Fez is a platforming puzzle indie game developed by Polytron Corporation which I played on PC.

The target audience would be adolescents aged 10+. The game has a very cartoonish art style with no themes of violence, so it is suitable even for younger players. The audience is limited more by the player’s ability to solve the puzzle rather than the themes of the game.

Fez’s core concept is perception. You play as Gomez, a 2-D character living in a 2-D village that one day obtains a fez that reveals his 2-D world is a single side of a 3-D world and allows him to rotate the world left and right, exploring the other 3 sides of it. This rotation acts as the core mechanic of the game, allowing Gomez to navigate to areas he couldn’t reach using platforms on the other sides of the world. The aim of the game is to collect golden cubes to avoid the destruction of the universe. To do so, Gomez has to utilize the various ledges and vines that he can climb on all 4 sides of the world and solve the puzzle of how to get to where the golden cubes are.

The primary types of fun present in the game are challenge and discovery. The player is challenged to solve the puzzles of navigating Gomez to the golden cubes and requires the discovery of where the cubes are on the map and what ledges and vines can be used to get there. As the player progresses through the levels, they become more and more complex, adding to the intricacies of the challenge. There is a narrative present, but I felt that it was not particularly focused on with the gameplay and that the puzzles were the main feature. The puzzles themselves were quite fun to play and solve. It was tricky to remember what tools were present on the other 3 sides of the world hidden from view, and think about what sequence I could use them in to get to where I needed to be.

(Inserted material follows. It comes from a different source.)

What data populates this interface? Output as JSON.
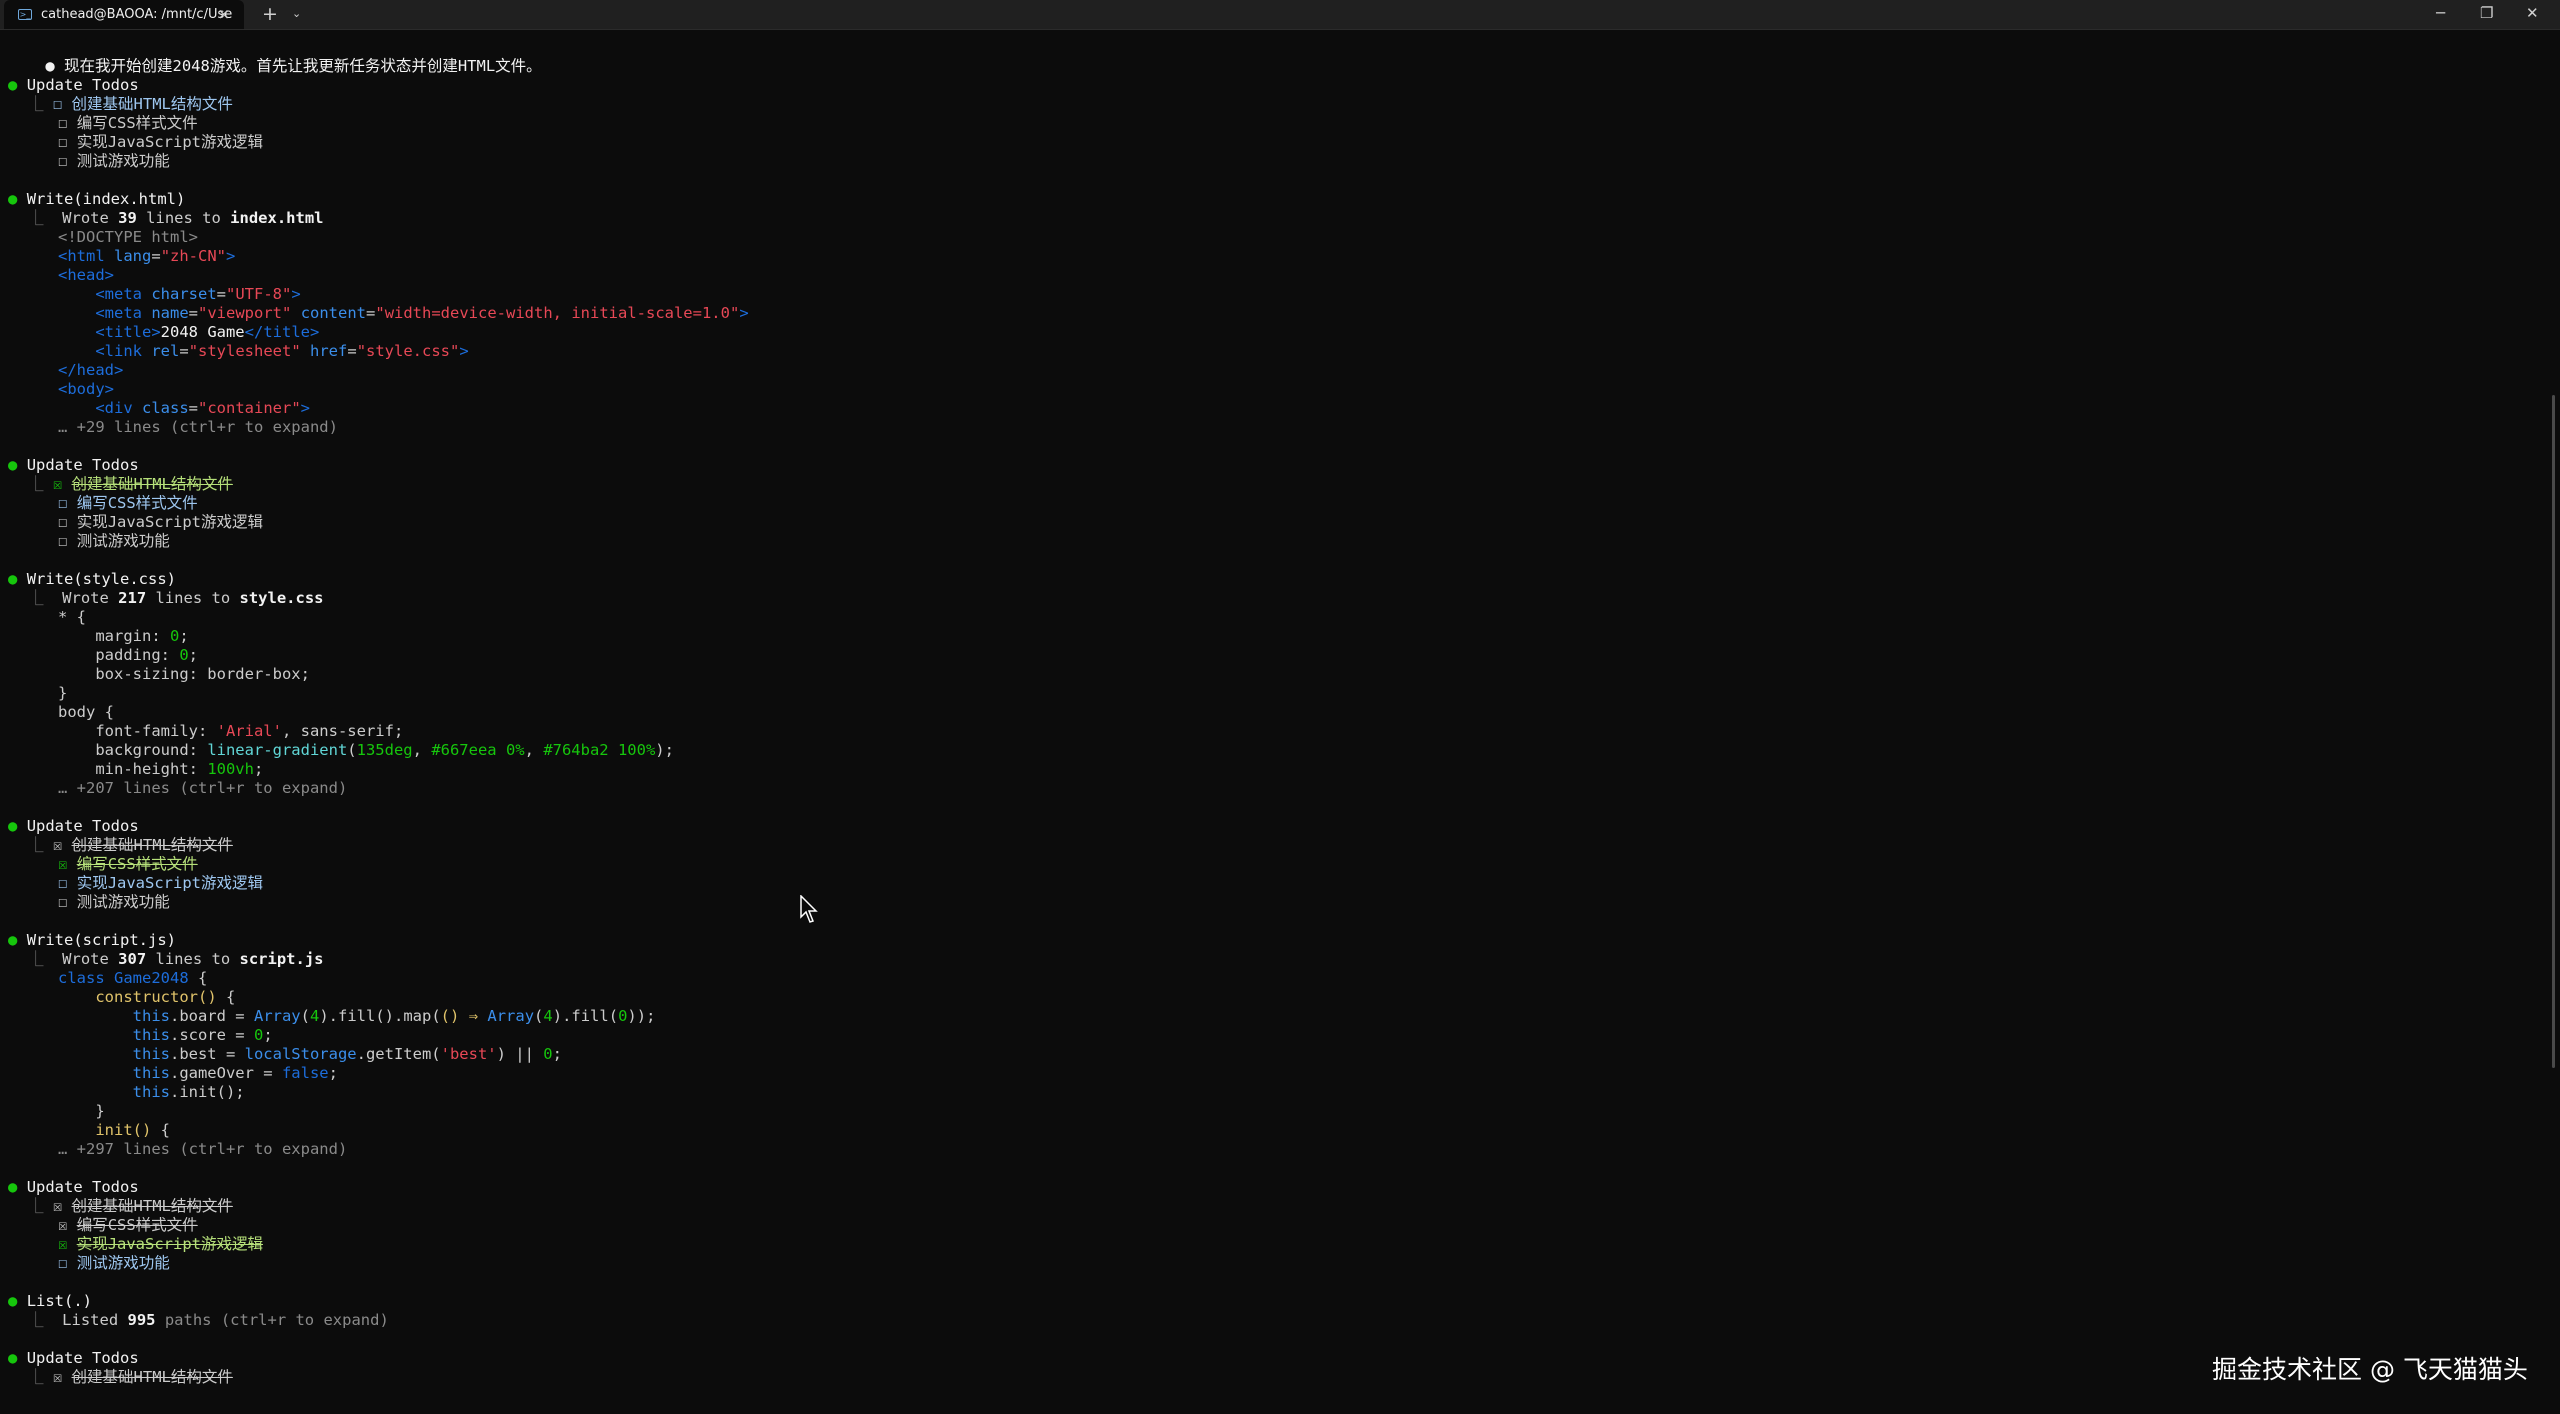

There were definitely times when I couldn’t figure out what to do and died repeatedly trying to make jumps from one platform to the next. Fortunately, the death mechanic is handled greatly – when you fall greater than the threshold height, your character dies and gets reset to the last platform you were standing on before you jumped. This means that if you missed a jump, it didn’t reset you to the beginning of the stage but rather where you attempted the jump from, making it a lot less frustrating when mistakes were made. Another thing I struggled with was a specific mechanic where you would need to jump off a platform and then rotate the perspective midair so that you would land on the next platform. I think this may just have been because I was more unfamiliar with the mechanic, but I was confused about what the axis of rotation was. Was the world being rotated about wherever Gomez was or about some other center point on the map? I think it would have been nice to have a more solid “tutorial” type stage for introducing this mechanic.

One thing that I would love in the game is a bit more tie-in of the narrative. I find small Easter eggs or flavor text that divulge part of the lore really interesting and enjoyable.